Lottery Scholarship Program To Be Cut

September 2, 2010

UT Knoxville

Tennessee’s lottery scholarship program, which began in 2004 and now provides scholarship help to 100,000 Tennessee students per year is running a multimillion dollar deficit and must be cut, lawmakers say.

According to a recent article in the Nashville Tennessean, the program will run a $17 million deficit this year, which is expected to rise to $27 million by 2011.

Originally the program was designed to encourage high school students who maintained at least a B average to choose Tennessee schools. The program has been expanded several times since then to include other groups such as returning veterans, foster children, high-schoolers enrolled in college classes, students in teaching curriculums, and technical school students.

Recently the GPA requirement of 2.75 was removed so that students who could not maintain at least a 2.75 GPA could keep the scholarship. The removal of the GPA requirement pushed the program into an accelerating deficit.

Officials who oversee the scholarship program are apparently not all that upset about the looming deficits, because they expected it to be much higher, at several hundred million. There is a very healthy rainy day fund of $319 million that is raining red ink in the scholarship program right now. Lawmakers periodically raid the fund to get money for their pet projects. The last time they withdrew $70 million to make Tennessee schools more energy efficient.

Officials realize that they can’t continue to rely on the rainy day fund and they must get the program under control. Some tough decisions will have to be made about which part(s) of the program to cut. Reinstating the 2.75 GPA requirement and taking a hard line on it would be a good first start.

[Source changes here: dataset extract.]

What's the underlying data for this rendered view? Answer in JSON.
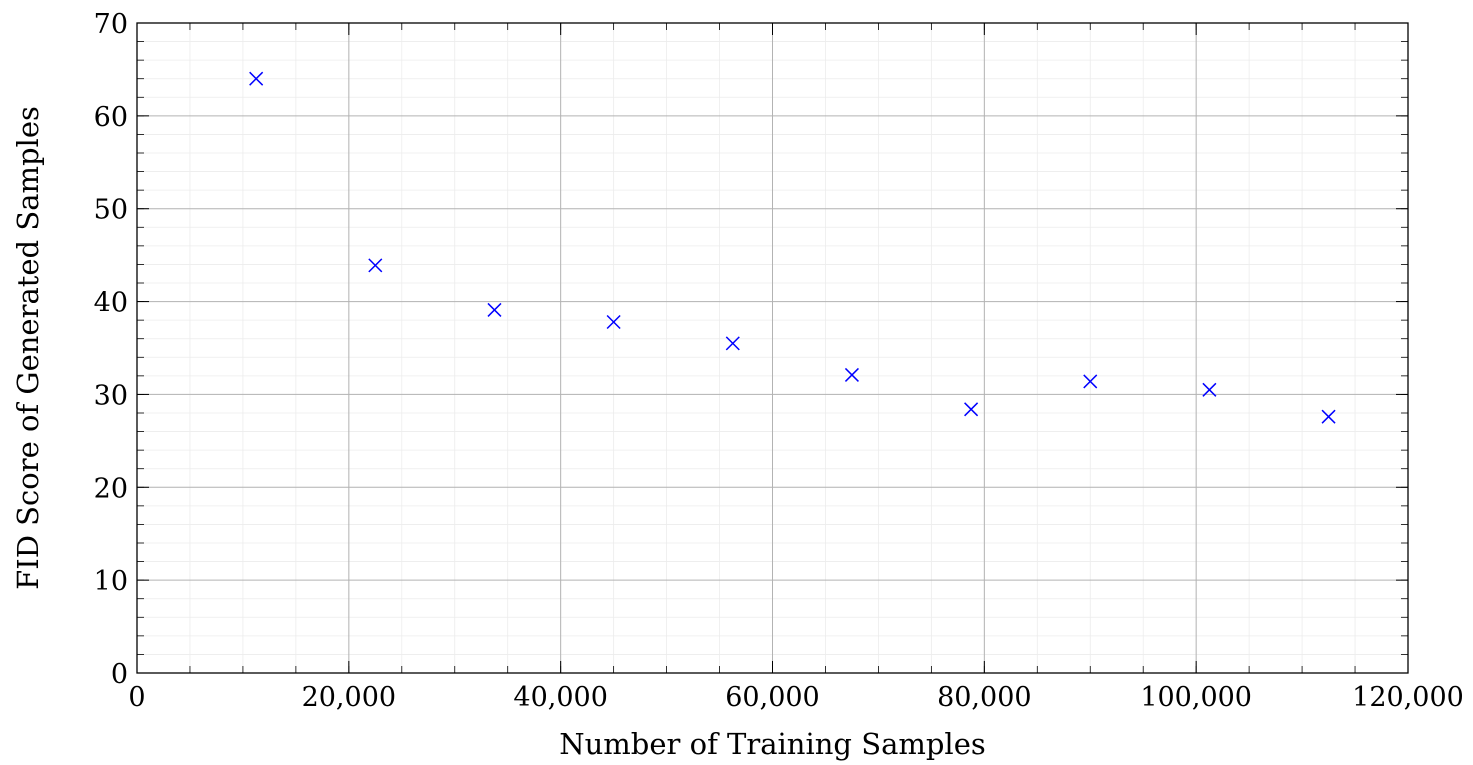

Unfortunately it appears that the problems in the scholarship program are not related to a decrease in gambling, because the money coming into the program would have been more than adequate had the rules of participation remained unchanged.

Tennessee’s program is not the only state scholarship program in trouble. For example, last year Michigan had to eliminate a $140 million scholarship program. The state universities were forced to scramble to replace the program with their own funds.

It is evident that, for many institutions, their own funds could be adequate to provide a merit-based scholarship fund, or at least to contribute significantly to one. Many colleges and universities have massive endowments that are sitting in accounts earning interest or sometimes being destroyed by bad investments in an economic downturn year.

Why not use some of that money to help deserving students?